厚生労働省神奈川労働局は、外国人技能実習生、特定技能外国人を使用する事業場に対して行った立ち入り調査の状況をまとめた。労働基準監督署が監督指導した建設業の事業場は196件で、このうち労働基準法・労働安全衛生法の違反が見つかった事業場は166件。違反率は技能実習生が86・5%(133件のうち115件)、特定技能外国人が81%(63件のうち51件)と高い。
建設業で違反事項が多かったのは、外国人技能実習生が「割増賃金の支払い」の36件(27・1%)、「賃金の支払い」の32件(24・1%)、「健康診断結果の意見聴取」の30件(22・6%)の順。賃金関係では賃金控除の労使協定がないのに寄宿舎費用や昼食代を控除したり、手当の未参入、割増金の未払い、年5日の有給休暇の未取得などが見られ、これらは労働基準法24条の違反に当たる。
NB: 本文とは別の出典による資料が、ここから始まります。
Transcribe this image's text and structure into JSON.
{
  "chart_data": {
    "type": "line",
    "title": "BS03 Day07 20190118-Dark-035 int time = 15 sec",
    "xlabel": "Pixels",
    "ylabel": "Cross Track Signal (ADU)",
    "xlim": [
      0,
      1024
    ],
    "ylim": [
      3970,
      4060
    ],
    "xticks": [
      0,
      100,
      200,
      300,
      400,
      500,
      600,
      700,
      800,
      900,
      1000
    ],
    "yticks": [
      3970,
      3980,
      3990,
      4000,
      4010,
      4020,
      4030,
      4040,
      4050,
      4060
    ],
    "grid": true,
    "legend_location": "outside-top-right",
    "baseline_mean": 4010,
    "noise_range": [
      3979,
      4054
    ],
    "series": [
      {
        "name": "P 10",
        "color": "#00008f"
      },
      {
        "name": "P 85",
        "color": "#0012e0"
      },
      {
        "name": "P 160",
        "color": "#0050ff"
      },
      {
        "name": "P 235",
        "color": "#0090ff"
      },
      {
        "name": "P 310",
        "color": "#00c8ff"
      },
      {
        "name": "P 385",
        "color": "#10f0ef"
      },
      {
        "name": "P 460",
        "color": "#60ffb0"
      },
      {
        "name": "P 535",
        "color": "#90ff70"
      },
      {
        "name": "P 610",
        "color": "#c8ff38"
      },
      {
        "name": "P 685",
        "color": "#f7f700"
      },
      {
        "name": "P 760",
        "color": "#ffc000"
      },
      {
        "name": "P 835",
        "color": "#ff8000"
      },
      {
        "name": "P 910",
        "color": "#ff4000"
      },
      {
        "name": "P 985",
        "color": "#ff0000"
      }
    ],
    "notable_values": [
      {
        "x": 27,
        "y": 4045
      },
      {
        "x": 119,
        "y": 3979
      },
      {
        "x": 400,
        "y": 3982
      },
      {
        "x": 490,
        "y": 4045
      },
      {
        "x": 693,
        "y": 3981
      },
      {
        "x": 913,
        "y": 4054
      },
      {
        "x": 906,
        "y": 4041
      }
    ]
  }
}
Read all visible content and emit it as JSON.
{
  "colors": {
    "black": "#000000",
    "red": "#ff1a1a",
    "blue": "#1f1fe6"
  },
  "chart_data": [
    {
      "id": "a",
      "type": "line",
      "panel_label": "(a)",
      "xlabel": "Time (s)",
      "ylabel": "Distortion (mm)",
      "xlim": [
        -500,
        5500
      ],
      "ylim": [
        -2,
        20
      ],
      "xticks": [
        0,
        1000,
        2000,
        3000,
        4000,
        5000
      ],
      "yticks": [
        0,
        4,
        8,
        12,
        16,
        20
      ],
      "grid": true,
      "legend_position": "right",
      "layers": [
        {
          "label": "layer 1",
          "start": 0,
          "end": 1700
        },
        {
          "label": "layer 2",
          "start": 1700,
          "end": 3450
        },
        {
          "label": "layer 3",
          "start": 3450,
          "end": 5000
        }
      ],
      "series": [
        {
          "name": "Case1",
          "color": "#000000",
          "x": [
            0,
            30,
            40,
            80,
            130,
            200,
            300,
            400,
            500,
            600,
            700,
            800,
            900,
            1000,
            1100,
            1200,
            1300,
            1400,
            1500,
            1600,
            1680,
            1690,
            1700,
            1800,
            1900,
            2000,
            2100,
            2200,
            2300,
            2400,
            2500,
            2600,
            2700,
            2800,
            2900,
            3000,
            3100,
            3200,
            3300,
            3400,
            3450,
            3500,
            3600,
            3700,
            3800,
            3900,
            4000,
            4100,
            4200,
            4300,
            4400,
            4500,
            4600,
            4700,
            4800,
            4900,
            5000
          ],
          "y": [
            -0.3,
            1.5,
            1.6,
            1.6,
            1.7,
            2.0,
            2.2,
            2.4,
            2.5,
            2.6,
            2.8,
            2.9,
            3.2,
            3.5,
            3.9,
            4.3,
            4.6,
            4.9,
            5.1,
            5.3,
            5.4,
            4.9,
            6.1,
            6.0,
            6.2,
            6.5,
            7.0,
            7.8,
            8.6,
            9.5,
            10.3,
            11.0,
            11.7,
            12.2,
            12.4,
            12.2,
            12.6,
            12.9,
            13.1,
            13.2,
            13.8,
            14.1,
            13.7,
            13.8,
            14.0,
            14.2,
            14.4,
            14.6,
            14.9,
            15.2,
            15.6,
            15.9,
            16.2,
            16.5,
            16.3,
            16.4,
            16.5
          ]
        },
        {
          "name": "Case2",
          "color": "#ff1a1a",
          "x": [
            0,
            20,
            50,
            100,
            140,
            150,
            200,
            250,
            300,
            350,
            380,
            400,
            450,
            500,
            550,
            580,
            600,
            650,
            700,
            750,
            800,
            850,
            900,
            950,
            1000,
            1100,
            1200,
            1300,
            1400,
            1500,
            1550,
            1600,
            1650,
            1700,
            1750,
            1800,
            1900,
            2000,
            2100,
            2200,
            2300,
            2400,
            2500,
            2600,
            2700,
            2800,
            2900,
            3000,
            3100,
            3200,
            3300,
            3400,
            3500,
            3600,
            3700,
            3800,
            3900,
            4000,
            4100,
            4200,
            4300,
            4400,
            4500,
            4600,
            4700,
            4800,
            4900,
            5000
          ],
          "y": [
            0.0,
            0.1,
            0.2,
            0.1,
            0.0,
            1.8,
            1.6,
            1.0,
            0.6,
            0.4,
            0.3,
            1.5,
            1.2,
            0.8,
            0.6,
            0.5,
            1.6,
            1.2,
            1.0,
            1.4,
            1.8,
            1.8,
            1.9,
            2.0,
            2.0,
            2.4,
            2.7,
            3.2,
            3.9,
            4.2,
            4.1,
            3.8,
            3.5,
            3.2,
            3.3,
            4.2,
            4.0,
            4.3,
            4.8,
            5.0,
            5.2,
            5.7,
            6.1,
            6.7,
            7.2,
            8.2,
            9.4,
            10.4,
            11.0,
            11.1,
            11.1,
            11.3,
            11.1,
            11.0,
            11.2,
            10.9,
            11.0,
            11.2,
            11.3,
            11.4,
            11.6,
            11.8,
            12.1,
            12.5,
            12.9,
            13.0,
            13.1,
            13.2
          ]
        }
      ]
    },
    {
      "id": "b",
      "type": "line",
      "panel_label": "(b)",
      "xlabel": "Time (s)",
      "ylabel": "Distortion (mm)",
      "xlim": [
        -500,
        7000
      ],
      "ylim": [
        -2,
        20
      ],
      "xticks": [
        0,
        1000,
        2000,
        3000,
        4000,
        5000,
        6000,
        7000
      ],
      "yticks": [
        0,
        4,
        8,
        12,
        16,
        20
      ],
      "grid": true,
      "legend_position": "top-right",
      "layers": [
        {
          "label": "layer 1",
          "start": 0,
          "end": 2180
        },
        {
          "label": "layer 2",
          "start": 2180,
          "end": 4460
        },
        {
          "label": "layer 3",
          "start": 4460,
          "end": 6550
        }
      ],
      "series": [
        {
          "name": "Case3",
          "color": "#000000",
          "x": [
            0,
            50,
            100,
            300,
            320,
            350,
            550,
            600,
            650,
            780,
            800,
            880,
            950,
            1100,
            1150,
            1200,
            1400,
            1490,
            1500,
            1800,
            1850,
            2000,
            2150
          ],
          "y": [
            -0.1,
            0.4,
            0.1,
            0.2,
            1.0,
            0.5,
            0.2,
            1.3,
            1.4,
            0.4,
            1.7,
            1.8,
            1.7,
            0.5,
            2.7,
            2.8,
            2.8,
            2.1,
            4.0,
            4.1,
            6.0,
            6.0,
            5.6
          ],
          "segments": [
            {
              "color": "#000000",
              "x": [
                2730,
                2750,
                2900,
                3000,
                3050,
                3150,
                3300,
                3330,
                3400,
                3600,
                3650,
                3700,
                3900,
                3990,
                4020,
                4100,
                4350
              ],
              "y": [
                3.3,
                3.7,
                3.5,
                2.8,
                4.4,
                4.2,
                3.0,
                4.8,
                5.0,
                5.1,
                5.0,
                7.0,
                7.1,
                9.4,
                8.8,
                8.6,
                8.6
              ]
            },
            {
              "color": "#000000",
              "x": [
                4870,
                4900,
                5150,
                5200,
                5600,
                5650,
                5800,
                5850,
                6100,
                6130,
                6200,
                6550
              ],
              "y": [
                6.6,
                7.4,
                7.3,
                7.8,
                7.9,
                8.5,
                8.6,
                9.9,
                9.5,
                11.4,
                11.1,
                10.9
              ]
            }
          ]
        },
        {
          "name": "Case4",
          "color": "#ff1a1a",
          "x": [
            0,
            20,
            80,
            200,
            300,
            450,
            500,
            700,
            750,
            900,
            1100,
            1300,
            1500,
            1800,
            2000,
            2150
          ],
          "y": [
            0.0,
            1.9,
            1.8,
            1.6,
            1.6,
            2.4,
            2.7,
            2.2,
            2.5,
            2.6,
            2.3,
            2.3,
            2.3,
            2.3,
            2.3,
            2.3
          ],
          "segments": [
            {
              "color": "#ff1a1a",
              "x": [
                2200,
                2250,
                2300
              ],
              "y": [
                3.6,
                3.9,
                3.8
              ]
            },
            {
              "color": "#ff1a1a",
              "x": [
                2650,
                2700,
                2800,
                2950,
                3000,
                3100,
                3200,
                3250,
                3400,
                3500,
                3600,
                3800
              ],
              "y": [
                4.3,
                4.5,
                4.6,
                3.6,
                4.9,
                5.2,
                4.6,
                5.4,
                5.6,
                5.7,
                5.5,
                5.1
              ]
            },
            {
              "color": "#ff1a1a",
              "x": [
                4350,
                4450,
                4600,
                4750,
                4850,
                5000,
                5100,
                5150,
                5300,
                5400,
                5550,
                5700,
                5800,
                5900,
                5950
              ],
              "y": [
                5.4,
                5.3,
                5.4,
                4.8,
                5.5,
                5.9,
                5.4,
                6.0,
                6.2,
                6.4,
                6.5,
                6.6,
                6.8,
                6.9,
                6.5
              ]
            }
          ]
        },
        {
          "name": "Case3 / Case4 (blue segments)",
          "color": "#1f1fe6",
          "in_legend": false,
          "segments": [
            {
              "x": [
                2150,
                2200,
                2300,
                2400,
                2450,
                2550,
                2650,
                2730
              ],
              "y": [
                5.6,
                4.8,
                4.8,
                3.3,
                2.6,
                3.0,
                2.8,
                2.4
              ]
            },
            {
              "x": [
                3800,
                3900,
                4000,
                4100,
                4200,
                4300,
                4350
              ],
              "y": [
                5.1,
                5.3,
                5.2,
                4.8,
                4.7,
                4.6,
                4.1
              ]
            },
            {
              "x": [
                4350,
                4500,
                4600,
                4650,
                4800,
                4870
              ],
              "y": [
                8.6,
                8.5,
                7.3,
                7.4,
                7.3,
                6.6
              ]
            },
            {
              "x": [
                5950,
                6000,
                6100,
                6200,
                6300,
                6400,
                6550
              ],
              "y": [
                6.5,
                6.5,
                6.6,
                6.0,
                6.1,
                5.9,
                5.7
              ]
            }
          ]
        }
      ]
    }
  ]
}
特定技能外国人で多かった違反事項は、「労働時間」の13件(20・6%)、「安全基準」と「時間把握」の12件(19%)など。安全関係では、高さ1・5b以上の場所では昇降設備の設置が義務づけられているにも関わらず、高さ1・8bの型枠工事で未設置の現場があったり、高さ2b以上の高所作業で墜落制止用器具の教育を受けていない事例が見られた。労働安全衛生法に違反しているため、改善を指導した。
県内全産業で監督指導した事業場は496件で、このうち388件で法令違反が認められた。特定技能外国人の監督指導の結果を発表したのは今回が初めて。